Career Transitions: Discovering a Creative and Positive Path Forward
Posted on December 21, 2017 by Britt-Mari Sykes PhD, One of Thousands of Career Coaches on Noomii.
Career transitions are very often difficult and highly stressful periods in one’s life.
Career transitions are very often difficult and highly stressful periods in one’s life. These periods are fraught with many conflicting feelings, experiences and expectations. Whether the transition has come about through job loss or is purposely embarked on because a professional path was unfulfilling or a wrong fit, finding a new professional landing pad is challenging both emotionally and practically. There are countless approaches and advice on practical steps to finding a job or choosing a career path but far less on helping a client acknowledge, work with and integrate the myriad of emotions that are present during times of transition and which can dictate the direction, relevance, helpfulness and success of career counseling. A hasty decision to leap on a job opportunity out of insecurity or financial anxiety may lead a client back to square one. An inability to capitalize on an opportunity or chance to network with a contact viewed through a lens of past disappointments or disillusionment has equal power to land a client back at the proverbial starting gate. Acknowledging and working with the very real experiences and feelings of disappointment, discouragement and vulnerability, as examples, can in fact positively support and help clients realistically ponder and analyze decisions and appropriate directions. Integrating these real and present experiences with a client’s innate abilities, skills and expertise offers new, expanded and creative perspectives in both self-awareness and as possibilities for pursuing new professional paths.

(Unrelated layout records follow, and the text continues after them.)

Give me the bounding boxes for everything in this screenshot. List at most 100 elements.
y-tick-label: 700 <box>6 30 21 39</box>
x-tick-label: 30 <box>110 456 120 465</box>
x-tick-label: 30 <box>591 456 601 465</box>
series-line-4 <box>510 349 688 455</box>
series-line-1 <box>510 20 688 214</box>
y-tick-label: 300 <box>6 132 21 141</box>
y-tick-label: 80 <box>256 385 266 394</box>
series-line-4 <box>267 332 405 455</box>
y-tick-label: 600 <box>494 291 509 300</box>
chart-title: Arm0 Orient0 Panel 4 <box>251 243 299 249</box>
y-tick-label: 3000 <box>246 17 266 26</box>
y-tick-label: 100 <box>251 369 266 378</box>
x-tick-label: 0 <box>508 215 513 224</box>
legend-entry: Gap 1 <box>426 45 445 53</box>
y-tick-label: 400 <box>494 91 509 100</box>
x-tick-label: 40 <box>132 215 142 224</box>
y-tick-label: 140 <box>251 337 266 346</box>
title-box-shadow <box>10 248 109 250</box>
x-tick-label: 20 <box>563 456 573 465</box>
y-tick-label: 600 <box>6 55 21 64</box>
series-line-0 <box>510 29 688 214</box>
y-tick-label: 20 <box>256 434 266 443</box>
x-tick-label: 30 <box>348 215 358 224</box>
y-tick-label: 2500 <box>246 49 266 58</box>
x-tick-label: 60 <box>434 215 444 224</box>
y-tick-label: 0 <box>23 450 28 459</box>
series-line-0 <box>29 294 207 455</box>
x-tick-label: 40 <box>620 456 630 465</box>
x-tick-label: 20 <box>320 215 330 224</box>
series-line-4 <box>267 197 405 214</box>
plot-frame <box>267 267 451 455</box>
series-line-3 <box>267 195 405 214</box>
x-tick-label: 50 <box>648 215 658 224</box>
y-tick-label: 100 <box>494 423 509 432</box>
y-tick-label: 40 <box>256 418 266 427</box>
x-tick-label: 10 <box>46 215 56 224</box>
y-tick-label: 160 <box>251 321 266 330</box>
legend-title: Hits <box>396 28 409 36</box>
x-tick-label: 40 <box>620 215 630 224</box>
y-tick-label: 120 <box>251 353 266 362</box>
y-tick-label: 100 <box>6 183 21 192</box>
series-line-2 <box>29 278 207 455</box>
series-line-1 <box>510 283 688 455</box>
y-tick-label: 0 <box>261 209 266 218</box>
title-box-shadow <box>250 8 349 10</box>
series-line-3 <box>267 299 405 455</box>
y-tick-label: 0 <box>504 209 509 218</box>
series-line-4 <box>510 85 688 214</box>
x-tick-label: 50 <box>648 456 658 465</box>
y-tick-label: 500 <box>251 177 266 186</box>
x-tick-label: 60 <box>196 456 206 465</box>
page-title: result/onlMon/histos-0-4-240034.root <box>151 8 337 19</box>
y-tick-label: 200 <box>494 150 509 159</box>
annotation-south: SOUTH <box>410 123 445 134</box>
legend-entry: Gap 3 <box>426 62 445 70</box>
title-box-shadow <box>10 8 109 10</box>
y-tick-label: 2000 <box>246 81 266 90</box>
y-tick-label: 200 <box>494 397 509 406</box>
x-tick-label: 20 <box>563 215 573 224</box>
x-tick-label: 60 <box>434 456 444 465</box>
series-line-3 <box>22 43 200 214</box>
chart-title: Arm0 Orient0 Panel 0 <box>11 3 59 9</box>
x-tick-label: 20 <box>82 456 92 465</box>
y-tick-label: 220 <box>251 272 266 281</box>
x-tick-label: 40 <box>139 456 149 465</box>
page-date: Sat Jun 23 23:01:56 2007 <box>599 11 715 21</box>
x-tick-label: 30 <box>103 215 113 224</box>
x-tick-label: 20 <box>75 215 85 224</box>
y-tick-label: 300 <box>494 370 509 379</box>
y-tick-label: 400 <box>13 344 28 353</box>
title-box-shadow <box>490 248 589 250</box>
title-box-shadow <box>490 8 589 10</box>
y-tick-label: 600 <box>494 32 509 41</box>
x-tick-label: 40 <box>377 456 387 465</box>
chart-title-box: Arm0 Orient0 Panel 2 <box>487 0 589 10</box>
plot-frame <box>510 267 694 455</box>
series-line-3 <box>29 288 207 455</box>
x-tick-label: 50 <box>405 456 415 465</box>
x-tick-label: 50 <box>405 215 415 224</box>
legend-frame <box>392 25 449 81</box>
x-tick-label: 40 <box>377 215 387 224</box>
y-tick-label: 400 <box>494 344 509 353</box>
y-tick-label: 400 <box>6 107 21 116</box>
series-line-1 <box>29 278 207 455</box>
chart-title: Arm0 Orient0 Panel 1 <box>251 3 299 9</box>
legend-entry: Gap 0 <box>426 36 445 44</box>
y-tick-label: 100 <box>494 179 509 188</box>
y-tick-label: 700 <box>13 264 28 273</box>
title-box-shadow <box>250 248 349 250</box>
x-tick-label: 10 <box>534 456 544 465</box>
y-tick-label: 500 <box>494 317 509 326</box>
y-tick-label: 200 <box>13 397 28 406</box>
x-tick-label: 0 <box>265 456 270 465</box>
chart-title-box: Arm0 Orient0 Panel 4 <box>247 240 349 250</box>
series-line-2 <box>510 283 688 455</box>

Our sense of self, our experiences of ourselves as a unique and demarcated “I”, are also highly entwined with what we do professionally. We are relational beings, straddling both a unique individualized self and a relational self that is connected and embedded in the outside world. We identify with and often define ourselves by what we do. And what we do professionally – roles, job titles and positions – often has a profound influence in shaping our identity. We invest ourselves, we connect with and relate to the outside world through our professions. We contribute to our professions and in the best instances we are valued and affirmed in the roles we readily take on. We may strive to become experts in our fields, put energy and effort into furthering our professional development, experience a sense of vitality and vibrancy in our successes, take pride in our capacities, flourish within team work and collegiality and our ability to take care of our financial necessities. We live, infuse and experience ourselves in what we do. The personal investment is enormous, the experiences and emotions equally so. A job loss is therefore highly destabilizing, we experience it at the level of identity and our sense of place in the world. We experience these losses as a loss of personal and professional value. Often clients will feel and experience the loss as a negative evaluation of their skills and expertise and this can hamper and derail the energy, enthusiasm or attitudes required to network, interview or basically present oneself to the world. While a client’s unique expertise, skills (both innate and learned) and experiences are in fact intact despite professional transition, this reality is often clouded and narrowed by the emotional impact and stress the transition is having on a client’s daily living.
Even if a career transition is embarked on by choice, the decision to reorient one’s place in the professional world and seek to find a path that is congruent with one’s sense of self and aligns with one’s deepest interests, passions and values, the process is equally vulnerable requiring energy, a re-evaluation of one’s goals, aspirations and often a hard and decisive look at financial and familial realities.
Bringing these experiences and feelings out into the open and into dialogue during career counseling helps clients verbalize these realities and creatively talk through different perspectives, attitudes and possibilities. The growing self-awareness that emerges within this dialogical openness coupled with support and encouragement from the counselor assists clients in discovering (or re-discovering) personal resiliencies, it affirms and/or builds a client’s capacities, and encourages and validates a client’s unique expertise and skills (both innate and learned). Stepping into and then through the reality of disappointment and vulnerability gives us greater awareness of our emotional repertoire and builds experiential muscles that energize the path forward.